Wochen nach der Bluttat steht die beschauliche sardische Kleinstadt Tortolì noch immer unter Schock. Besonders unter den Mitschülern und Lehrern der Hotelfachschule, die Mirko Farci besuchte, ist die Betroffenheit groß. „Du warst ein wunderbarer Schüler. Dies sind keine üblichen Worte, denn sie sind alle wahr. Du hattest ein gutes Herz, warst freundlich und stets hattest du ein Lächeln auf deinem Gesicht“, so seine Lehrerin Luisa Usala, über Mirko Farci. Der Traum des fleißigen jungen Mannes, der heuer zur Maturaprüfung angetreten wäre, war es, Koch zu werden.

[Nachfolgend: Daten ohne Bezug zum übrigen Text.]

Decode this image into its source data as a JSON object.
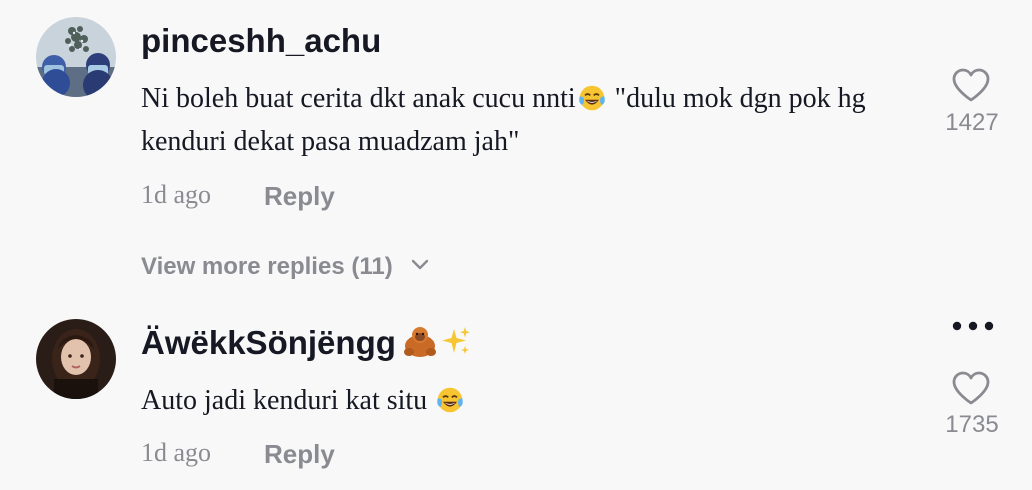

„Die Prüfungen in der fünften Klasse A „Gastronomie“ von Mirko Farci, sind abgeschlossen. Er hing sehr an der Schule, an seinen Klassenkameraden und daran, dieses Ziel zu erreichen. Aus diesem Grund beschlossen der Schulleiter und die Kommission unter dem Vorsitz der Professorin Francesca Cellamare, ihm das Diplom zu verleihen und eine Ehrentafel nach ihm zu benennen. Dies soll ein Zeichen der Zuneigung der gesamten Schulgemeinschaft sein, die damit für immer an seinen Opfertod erinnern will. Es soll ein Zeichen der Dankbarkeit und eine symbolische Umarmung der ganzen Gemeinschaft für einen ihrer besten Söhne sein“, so der Direktor der Schule, Nanni Usai.
Die Mutter, die ihren Sohn verloren hat, werden diese Worte und das posthum verliehene Diplom aber kaum trösten können. Es bleibt auch der bittere Beigeschmack, dass es wieder nicht gelungen ist, einen bereits einschlägig bekannten Gewalttäter aufzuhalten. Welche Maßnahmen können helfen, in Zukunft solche schrecklichen Bluttaten zu verhindern, fragen sich immer mehr Italiener.